Apercebi-me rapidamente de que a utilização da 400-800mm era surpreendentemente semelhante à da minha 200-600mm. A nitidez e a compacidade eram comparáveis, mas com a vantagem adicional de uma maior distância focal. Inicialmente, estava preocupada com o facto de a abertura f/8 poder produzir um bokeh menos apelativo, mas fiquei agradavelmente surpreendida com o belo bokeh suave que criou, melhorando a desfocagem do primeiro plano e fundo.
A estabilização e a nitidez também se revelaram excelentes, mesmo em condições climatéricas desafiantes, com ventos fortes, chuva, neve e fraca luz do sol. Apesar do ambiente difícil, a focagem automática rapidamente focou um alce no meio de árvores densas e da queda de neve. O facto de ter um zoom interno contribuiu para um equilíbrio agradável com a estrutura da câmara, embora o peso penda ligeiramente para a frente devido ao tamanho da objetiva.

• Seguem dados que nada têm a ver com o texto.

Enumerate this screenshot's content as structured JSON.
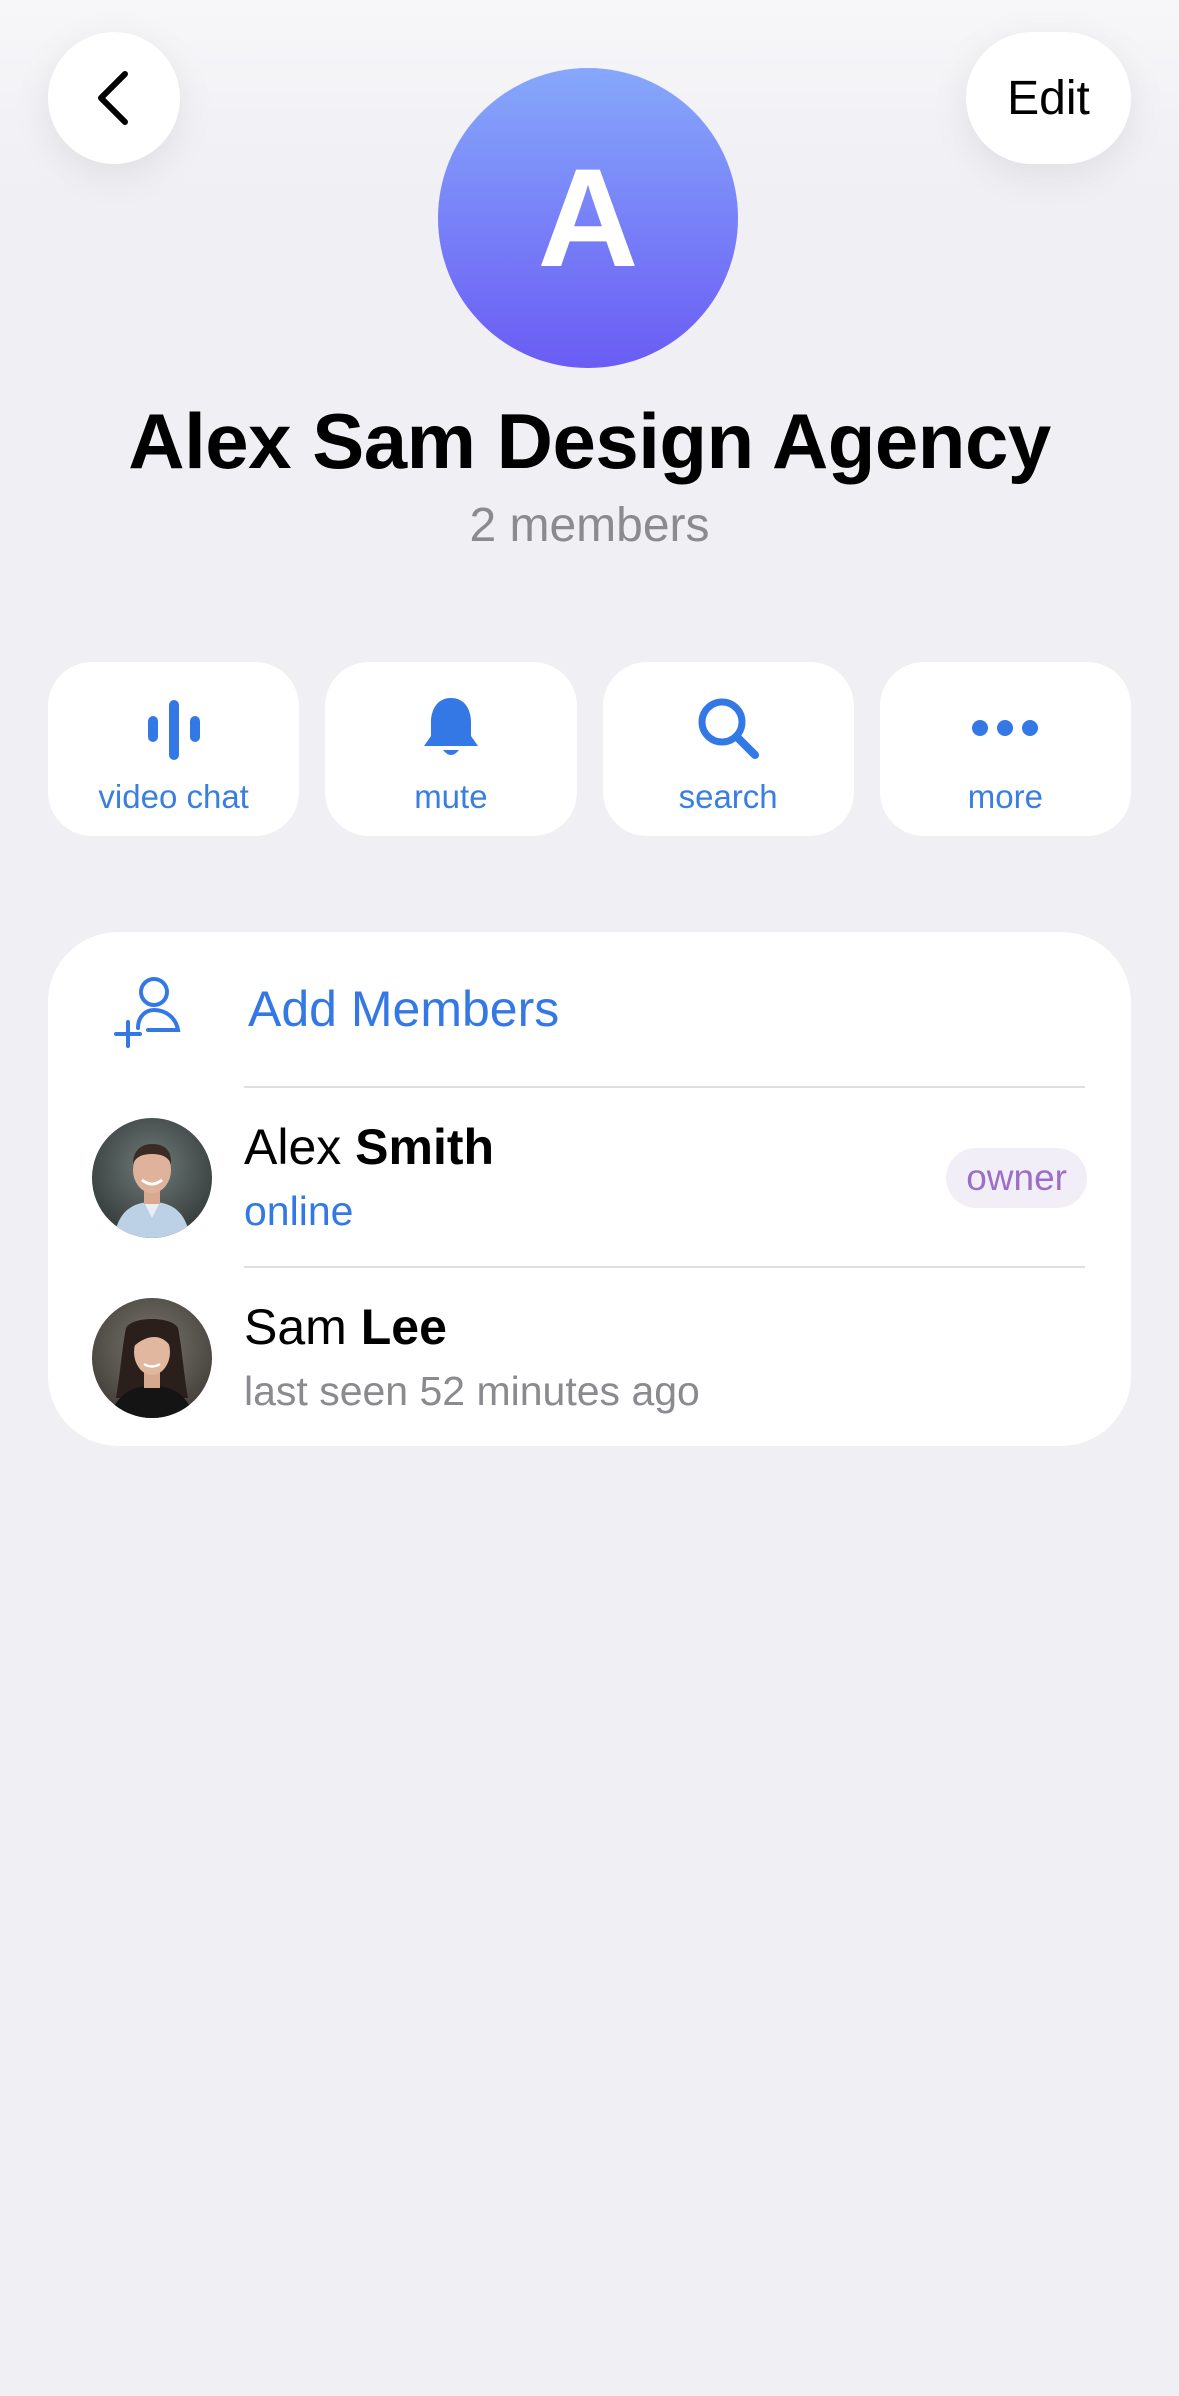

A certa altura, um arminho brindou-me com a sua presença, permitindo-me testar a focagem automática e a nitidez num objeto em rápido movimento, com tons semelhantes ao fundo, em condições de pouca luz. Fiquei entusiasmada com este encontro, pois o arminho é um dos meus animais favoritos e um verdadeiro desafio para fotografar devido à sua agilidade. As imagens que consegui captar rivalizam com as obtidas com objetivas de abertura ampla, apresentando um bokeh suave e detalhes nítidos, apesar da pouca luz e da queda de neve.
Utilizar a câmara Sony Alpha 1 II com a 400-800 mm foi um momento marcante, graças à sua incrível velocidade de seguimento do objeto e de focagem automática. Aprecio particularmente o equipamento Sony pelo seu seguimento fiável do objeto e rápida focagem automática, independentemente das condições, seja de chuva, neve, vento, ramos densos ou pouca luz. Normalmente, configuro a minha câmara para AF-C com deteção e bloqueio do objeto ao gravar vídeo, e o seu desempenho é excecional. Isto é crucial para captar objetos em rápido movimento, como arminhos ou aves.
Para a videografia, achei a objetiva inestimável para documentários sobre a vida selvagem. Embora a abertura f/8 possa não ser a mais brilhante em condições de pouca luz, funciona lindamente para vídeo, onde uma taxa de fps mais baixa cria uma desfocagem cinematográfica. Foram imensas as captações feitas com esta objetiva e a combinação da qualidade ótica e do potente zoom revelou-se uma grande vantagem, permitindo-me filmar animais, especialmente aves, mais facilmente do que com a minha objetiva de 200-600 mm.
Por último, penso que uma objetiva como esta pode ser muito útil para a fotografia de paisagens em algumas situações. A capacidade de comprimir a perspetiva pode criar uma composição interessante.